The plan was developed through consultation with Member States, international partners and experts during 2013 and was endorsed by the Western Pacific Regional Committee Meeting in Manila last October. In a first for the Western Pacific, blindness featured on the Committee agenda and more than 16 delegations spoke on the importance of eye health during the Committee session.
The vision, goal and the main objectives of the Regional Action Plan are in line with “Universal Eye Health: A Global Action Plan 2014-2019” (also known as the GAP).

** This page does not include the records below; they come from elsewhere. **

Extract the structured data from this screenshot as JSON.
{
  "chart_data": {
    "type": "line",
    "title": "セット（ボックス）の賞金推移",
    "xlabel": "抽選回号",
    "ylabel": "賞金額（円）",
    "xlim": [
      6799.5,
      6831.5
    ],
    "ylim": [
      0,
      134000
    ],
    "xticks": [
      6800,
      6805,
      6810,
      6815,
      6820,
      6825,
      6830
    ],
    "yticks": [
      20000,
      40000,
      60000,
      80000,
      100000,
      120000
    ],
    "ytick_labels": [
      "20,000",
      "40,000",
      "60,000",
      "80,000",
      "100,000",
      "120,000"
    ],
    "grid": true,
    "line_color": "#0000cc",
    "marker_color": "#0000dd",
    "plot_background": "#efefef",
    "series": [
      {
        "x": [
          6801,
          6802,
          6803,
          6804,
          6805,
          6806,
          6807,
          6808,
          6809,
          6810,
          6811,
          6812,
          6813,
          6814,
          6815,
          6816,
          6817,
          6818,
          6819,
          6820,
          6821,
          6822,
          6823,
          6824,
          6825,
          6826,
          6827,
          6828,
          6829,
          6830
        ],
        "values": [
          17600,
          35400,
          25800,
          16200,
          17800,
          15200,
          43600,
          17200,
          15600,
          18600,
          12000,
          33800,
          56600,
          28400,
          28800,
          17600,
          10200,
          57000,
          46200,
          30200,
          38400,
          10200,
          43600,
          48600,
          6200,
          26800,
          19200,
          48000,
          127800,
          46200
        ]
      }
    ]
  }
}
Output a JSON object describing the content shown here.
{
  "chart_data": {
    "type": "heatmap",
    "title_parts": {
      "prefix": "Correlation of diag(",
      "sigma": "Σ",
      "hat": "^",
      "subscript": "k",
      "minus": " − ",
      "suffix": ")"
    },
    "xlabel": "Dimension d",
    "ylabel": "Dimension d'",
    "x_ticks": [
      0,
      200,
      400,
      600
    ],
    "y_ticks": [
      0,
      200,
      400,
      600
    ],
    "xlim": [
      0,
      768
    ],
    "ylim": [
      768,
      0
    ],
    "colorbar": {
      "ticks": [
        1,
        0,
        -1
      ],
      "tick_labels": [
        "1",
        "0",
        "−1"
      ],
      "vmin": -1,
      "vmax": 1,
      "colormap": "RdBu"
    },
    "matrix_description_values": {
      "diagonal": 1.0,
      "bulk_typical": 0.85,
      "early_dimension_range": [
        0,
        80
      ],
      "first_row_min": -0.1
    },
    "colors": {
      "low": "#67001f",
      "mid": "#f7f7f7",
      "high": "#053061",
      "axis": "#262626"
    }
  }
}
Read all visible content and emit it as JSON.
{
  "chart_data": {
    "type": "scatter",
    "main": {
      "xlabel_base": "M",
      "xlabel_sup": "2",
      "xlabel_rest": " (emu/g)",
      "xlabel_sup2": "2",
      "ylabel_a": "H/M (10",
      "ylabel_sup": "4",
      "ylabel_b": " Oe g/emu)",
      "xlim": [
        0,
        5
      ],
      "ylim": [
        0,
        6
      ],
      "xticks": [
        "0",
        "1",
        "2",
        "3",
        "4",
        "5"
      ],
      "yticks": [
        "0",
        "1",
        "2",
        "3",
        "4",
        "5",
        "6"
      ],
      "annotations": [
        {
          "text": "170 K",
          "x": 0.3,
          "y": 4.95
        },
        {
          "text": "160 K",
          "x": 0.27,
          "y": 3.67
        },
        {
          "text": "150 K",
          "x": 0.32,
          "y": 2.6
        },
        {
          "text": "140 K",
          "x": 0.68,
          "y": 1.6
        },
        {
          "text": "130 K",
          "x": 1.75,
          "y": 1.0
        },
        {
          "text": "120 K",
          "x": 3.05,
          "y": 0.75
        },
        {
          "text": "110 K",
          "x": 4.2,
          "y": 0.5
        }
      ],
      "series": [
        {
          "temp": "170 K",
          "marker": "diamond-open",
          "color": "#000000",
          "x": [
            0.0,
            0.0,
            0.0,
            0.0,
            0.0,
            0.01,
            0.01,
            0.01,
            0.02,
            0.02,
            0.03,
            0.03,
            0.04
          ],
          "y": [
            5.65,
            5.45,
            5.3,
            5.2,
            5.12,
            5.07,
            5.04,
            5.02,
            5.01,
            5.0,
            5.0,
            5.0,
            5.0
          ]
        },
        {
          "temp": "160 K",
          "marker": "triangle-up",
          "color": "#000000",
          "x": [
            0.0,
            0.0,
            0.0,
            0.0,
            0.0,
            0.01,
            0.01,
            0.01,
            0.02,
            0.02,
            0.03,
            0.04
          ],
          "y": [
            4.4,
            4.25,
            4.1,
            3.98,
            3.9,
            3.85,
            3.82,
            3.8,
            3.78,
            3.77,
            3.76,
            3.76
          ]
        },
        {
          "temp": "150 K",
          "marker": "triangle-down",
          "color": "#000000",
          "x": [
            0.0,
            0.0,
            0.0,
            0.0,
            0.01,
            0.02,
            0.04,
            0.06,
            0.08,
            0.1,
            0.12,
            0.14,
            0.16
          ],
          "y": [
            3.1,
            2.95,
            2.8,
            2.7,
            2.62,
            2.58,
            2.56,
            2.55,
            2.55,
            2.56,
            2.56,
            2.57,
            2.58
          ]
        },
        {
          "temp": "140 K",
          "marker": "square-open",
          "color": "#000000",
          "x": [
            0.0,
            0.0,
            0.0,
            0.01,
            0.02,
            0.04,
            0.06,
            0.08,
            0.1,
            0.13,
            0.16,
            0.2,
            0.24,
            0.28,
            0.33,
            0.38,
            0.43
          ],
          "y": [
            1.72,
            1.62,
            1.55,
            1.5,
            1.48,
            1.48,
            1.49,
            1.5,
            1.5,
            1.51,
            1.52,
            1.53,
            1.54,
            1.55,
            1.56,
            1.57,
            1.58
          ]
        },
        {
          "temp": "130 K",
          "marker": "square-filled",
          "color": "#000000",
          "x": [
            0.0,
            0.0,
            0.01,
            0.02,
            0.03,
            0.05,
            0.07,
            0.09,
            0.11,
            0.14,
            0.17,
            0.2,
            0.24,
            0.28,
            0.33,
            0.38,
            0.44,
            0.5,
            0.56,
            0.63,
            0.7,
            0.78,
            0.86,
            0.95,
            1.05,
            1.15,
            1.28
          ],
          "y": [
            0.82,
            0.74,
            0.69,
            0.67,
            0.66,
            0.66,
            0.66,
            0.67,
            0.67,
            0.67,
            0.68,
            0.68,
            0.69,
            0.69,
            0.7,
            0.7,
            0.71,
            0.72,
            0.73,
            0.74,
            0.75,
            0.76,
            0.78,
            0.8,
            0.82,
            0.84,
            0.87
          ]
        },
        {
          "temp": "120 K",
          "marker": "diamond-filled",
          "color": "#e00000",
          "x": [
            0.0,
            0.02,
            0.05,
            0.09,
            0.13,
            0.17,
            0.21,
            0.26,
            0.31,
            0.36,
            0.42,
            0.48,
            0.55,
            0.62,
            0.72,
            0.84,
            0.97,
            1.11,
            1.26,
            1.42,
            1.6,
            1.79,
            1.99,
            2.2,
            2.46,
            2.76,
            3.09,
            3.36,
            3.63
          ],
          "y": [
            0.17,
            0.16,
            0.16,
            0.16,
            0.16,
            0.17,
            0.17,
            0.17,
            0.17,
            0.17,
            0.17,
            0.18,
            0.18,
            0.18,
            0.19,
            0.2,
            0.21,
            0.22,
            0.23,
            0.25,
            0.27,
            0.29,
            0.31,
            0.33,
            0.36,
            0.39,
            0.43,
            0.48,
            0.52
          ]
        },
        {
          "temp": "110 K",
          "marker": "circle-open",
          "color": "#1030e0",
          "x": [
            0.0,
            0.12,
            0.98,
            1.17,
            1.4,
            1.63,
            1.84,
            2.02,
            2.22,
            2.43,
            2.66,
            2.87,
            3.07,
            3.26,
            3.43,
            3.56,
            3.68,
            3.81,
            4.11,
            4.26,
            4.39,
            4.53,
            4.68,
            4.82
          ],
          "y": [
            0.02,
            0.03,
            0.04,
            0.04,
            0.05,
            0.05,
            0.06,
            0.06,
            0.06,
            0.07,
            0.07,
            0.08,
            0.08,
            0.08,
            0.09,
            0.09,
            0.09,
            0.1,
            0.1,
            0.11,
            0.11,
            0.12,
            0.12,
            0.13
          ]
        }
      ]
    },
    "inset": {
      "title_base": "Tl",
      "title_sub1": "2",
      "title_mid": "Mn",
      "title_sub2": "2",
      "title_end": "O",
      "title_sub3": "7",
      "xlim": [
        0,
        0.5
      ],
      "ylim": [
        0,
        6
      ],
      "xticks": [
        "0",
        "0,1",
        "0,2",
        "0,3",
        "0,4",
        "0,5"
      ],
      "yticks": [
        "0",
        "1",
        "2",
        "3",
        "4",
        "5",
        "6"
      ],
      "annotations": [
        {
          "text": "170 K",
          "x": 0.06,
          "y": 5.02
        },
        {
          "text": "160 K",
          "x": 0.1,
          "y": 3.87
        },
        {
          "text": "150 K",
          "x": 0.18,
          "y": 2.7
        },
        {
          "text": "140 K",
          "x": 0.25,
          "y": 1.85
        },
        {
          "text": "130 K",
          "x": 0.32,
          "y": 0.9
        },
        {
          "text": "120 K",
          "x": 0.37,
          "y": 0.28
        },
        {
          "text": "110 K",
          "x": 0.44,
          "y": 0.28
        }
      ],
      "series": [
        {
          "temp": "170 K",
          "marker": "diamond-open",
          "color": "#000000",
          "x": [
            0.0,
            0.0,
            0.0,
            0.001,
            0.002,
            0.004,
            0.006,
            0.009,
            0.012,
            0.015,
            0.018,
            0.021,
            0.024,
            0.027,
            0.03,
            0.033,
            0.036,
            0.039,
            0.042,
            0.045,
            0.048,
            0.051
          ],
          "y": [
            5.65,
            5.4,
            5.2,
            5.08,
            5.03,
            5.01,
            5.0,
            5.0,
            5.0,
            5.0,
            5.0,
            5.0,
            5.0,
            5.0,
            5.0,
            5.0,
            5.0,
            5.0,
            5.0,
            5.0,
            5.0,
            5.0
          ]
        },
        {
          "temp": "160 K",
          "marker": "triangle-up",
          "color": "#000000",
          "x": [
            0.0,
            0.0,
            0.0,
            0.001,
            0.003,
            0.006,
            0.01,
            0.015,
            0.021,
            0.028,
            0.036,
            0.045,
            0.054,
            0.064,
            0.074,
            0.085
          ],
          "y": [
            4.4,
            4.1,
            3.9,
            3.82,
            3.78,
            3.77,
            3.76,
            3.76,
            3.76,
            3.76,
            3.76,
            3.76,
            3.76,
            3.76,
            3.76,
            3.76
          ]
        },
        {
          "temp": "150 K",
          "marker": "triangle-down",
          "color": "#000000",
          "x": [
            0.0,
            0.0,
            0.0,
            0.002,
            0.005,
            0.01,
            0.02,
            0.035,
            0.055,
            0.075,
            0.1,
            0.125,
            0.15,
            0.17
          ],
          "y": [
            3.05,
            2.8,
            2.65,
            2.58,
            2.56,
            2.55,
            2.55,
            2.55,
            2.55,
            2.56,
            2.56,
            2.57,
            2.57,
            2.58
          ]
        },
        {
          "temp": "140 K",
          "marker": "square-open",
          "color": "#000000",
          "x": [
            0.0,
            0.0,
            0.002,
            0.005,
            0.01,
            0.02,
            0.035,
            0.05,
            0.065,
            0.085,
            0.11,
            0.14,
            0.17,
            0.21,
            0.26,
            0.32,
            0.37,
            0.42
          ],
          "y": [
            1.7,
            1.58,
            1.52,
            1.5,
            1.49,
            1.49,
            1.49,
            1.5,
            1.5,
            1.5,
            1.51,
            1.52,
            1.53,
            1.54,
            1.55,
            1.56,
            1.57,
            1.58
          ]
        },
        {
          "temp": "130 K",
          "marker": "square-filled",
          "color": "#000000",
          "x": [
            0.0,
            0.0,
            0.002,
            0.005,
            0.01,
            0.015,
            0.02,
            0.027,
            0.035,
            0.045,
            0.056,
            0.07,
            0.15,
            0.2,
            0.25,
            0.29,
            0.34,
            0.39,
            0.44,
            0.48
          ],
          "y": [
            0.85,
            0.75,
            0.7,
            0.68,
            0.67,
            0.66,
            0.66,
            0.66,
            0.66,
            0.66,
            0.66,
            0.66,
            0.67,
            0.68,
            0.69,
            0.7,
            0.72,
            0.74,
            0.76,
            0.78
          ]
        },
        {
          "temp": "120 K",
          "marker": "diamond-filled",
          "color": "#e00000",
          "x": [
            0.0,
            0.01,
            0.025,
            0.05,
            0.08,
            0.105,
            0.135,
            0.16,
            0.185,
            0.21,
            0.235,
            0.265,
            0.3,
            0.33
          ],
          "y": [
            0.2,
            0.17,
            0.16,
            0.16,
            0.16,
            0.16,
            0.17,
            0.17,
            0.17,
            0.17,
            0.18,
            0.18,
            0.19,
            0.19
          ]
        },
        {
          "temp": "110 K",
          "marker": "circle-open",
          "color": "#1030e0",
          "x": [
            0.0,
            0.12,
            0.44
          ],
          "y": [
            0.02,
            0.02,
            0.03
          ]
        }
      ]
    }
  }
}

This Regional Action Plan provides a regional context, with specific activities based on the strengths and needs of countries of the Western Pacific Region. Generating evidence for advocacy, strengthening mid-level workers, integration with primary health care, tools to improve cataract outcomes, and new partnerships for diabetic eye disease are a few of the priorities listed.
Already, many countries in the Western Pacific Region are advanced in their work to implement and deliver on the Regional Action Plan, and the GAP as well. Last year, Vietnam drafted a national plan using very similar objectives. In Solomon Islands, the national plan was recently reviewed and stakeholders are preparing to draft a new one. China, Australia and the Philippines are planning national prevalence surveys to collect evidence, as outlined in the first objective.
IAPB supported the development of the Regional Action Plan. We work closely with Dr Andreas Mueller and others at WHO on a joint programme of support for blindness prevention in the Western Pacific Region, funded by the Australian Government.
Member states will be asked to report progress against the implementation of the Regional Action Plan during the Regional Committee Meeting in 2015. It is our hope that the Regional Action Plan will be a guide to help strengthen national eye care programmes, raise the profile of blindness prevention and support the development of national plans to improve eye health across the Western Pacific.